Die jüngere Geschichte der katholischen Kirche in Mittel- und Ostdeutschland ist eng mit Migration  verbunden. Ein Großteil der katholischen Bevölkerung setzte sich zeitweise aus Vertriebenen des Zweiten Weltkriegs zusammen. Doch trugen auch andere Migrationsprozesse (Arbeitssuche) zur Ansiedlung von Katholiken und zum Gemeindeaufbau bei. Dabei verband die Eingewanderten oftmals nicht viel mehr als ihre gemeinsame Konfession. Die zeitgeschichtliche Erforschung dieser Migrationsprozesse ist von entscheidender Bedeutsamkeit, um die Katholiken in der Region, ihr Zusammenleben und ihr Handeln in Kirche und Gesellschaft verstehen zu können. Migration von Menschen gleich welcher Religionszugehörigkeit ist für die Kirche  aufgrund ihres diakonal-sozialen Selbstverständnisses stets eine Herausforderung. Migration ist verbunden mit Verlusten und stetigen Neuanfängen, menschlichen Einzelschicksalen und den Problemen ganzer Gemeinschaften. Die einzelnen Teilprojekte beziehen sich auf unterschiedliche Migrationen, nehmen ihre geschichtliche Entwicklung und die örtlichen Gegebenheiten in den Blick.

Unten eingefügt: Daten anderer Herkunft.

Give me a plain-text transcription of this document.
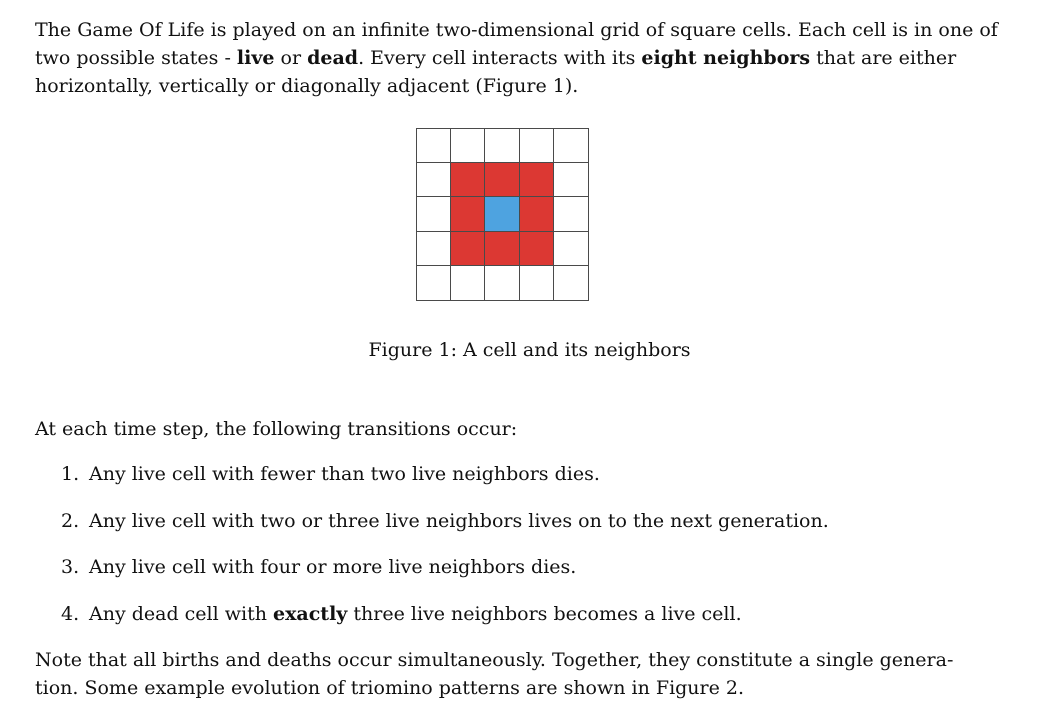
The Game Of Life is played on an infinite two-dimensional grid of square cells. Each cell is in one of two possible states - live or dead. Every cell interacts with its eight neighbors that are either horizontally, vertically or diagonally adjacent (Figure 1).

Figure 1: A cell and its neighbors

At each time step, the following transitions occur:

1. Any live cell with fewer than two live neighbors dies.
2. Any live cell with two or three live neighbors lives on to the next generation.
3. Any live cell with four or more live neighbors dies.
4. Any dead cell with exactly three live neighbors becomes a live cell.

Note that all births and deaths occur simultaneously. Together, they constitute a single genera-
tion. Some example evolution of triomino patterns are shown in Figure 2.
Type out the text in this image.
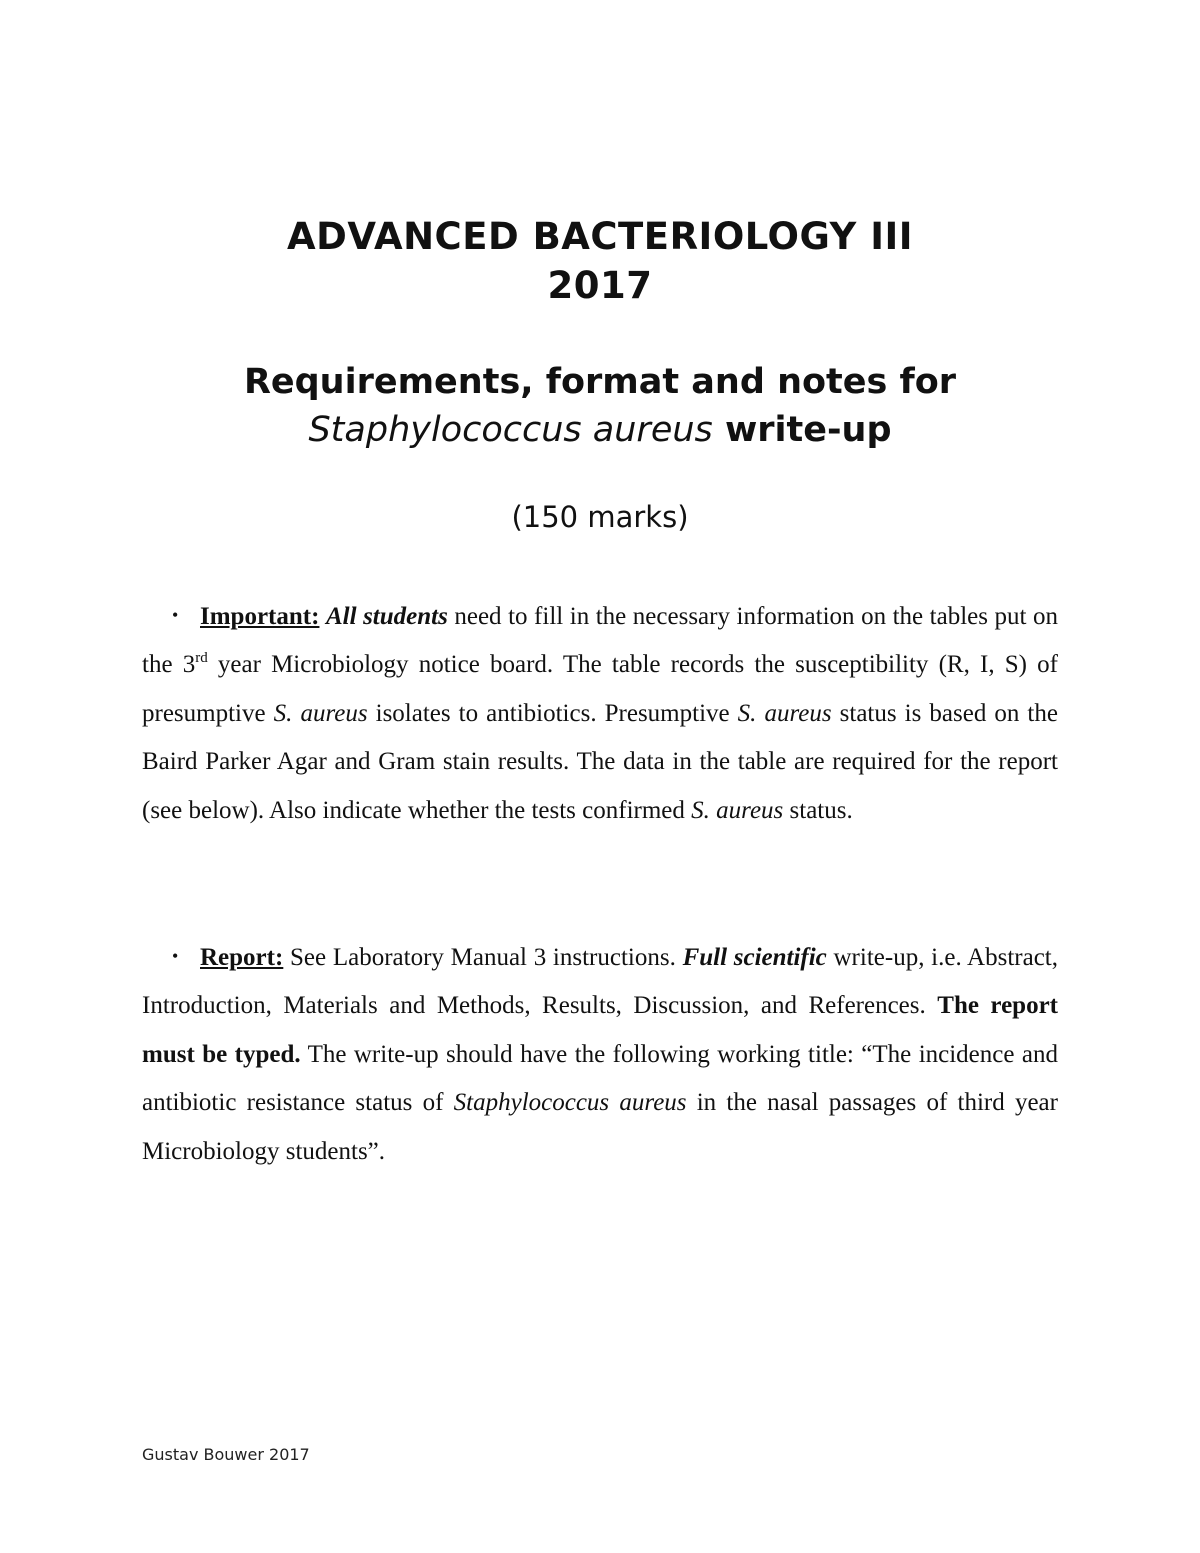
ADVANCED BACTERIOLOGY III
2017
Requirements, format and notes for
Staphylococcus aureus write-up
(150 marks)
• Important: All students need to fill in the necessary information on the tables put on the 3rd year Microbiology notice board. The table records the susceptibility (R, I, S) of presumptive S. aureus isolates to antibiotics. Presumptive S. aureus status is based on the Baird Parker Agar and Gram stain results. The data in the table are required for the report (see below). Also indicate whether the tests confirmed S. aureus status.
• Report: See Laboratory Manual 3 instructions. Full scientific write-up, i.e. Abstract, Introduction, Materials and Methods, Results, Discussion, and References. The report must be typed. The write-up should have the following working title: “The incidence and antibiotic resistance status of Staphylococcus aureus in the nasal passages of third year Microbiology students”.
Gustav Bouwer 2017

Zu den Themenfelder gehören neben (kirchen-)historischen und sozialethischen Fragestellungen die Untersuchung der Bedeutung von Religionsgemeinschaften und christlichen Gemeinden oder von Liturgie und Frömmigkeit für Migranten. Verschiedene theologische Disziplinen sind in die Forschung involviert. Aus den Forschungsergebnissen zur Geschichte lassen sich auch Erkenntnisse für die Gegenwart gewinnen, in der Migration ein aktuelles Thema und eine besondere Herausforderung für Kirche darstellt.

Mission

Mission

Das Thema „Mission“ wird theologisch u.a. wieder diskutiert, seitdem innerkirchlich das Bewusstsein wächst, dass die Kirche ihrem Wesen nach „missionarisch“ ist. Allerdings sind der Begriff „Mission“ wie die Geschichte der christlichen Mission problembeladen. „Mission“ transportiert viele Missverständnisse und ist erklärungsbedürftig. Mission ist immer wieder auch mit Gewalt und Unterdrückung sowie wenig Respekt für religiöse Freiheit von Individuen und für bestehende Kulturen einher gegangen. Antworten, die über Jahrhunderte akzeptiert waren, was „Mission“ bedeute und wie der Glaube weiterzugeben sei, tragen heute nicht mehr. Vieles davon muss verworfen werden, anderes beispielsweise mit einem neuen Blick auf andere Kulturen und Religionen, auf Menschenwürde und Religionsfreiheit weiter buchstabiert oder ganz neu entwickelt werden. Die Aufarbeitung dieser kirchlichen Missionsgeschichte ist heute ebenso wichtig wie die Klärung eines theologisch tragfähigen und akzeptablen Missionsbegriffes. „Mission“ und der Missionsauftrag Jesu werden stärker als Evangelisation von Menschen und Gruppen sowie im Zusammenhang mit „Selbstevangelisation“ verstanden. Diese Verkündigung wird auch im „westlichen Kontext“ mit seiner christlichen Vergangenheit oder seinem christlichen Hintergrund immer bedeutsamer. „Dialog“ erweist sich in diesem Kontext als ein Schlüsselbegriff, gerade vor dem Hintergrund der alltäglichen Diasporasituation in Mittel- und Ostdeutschland.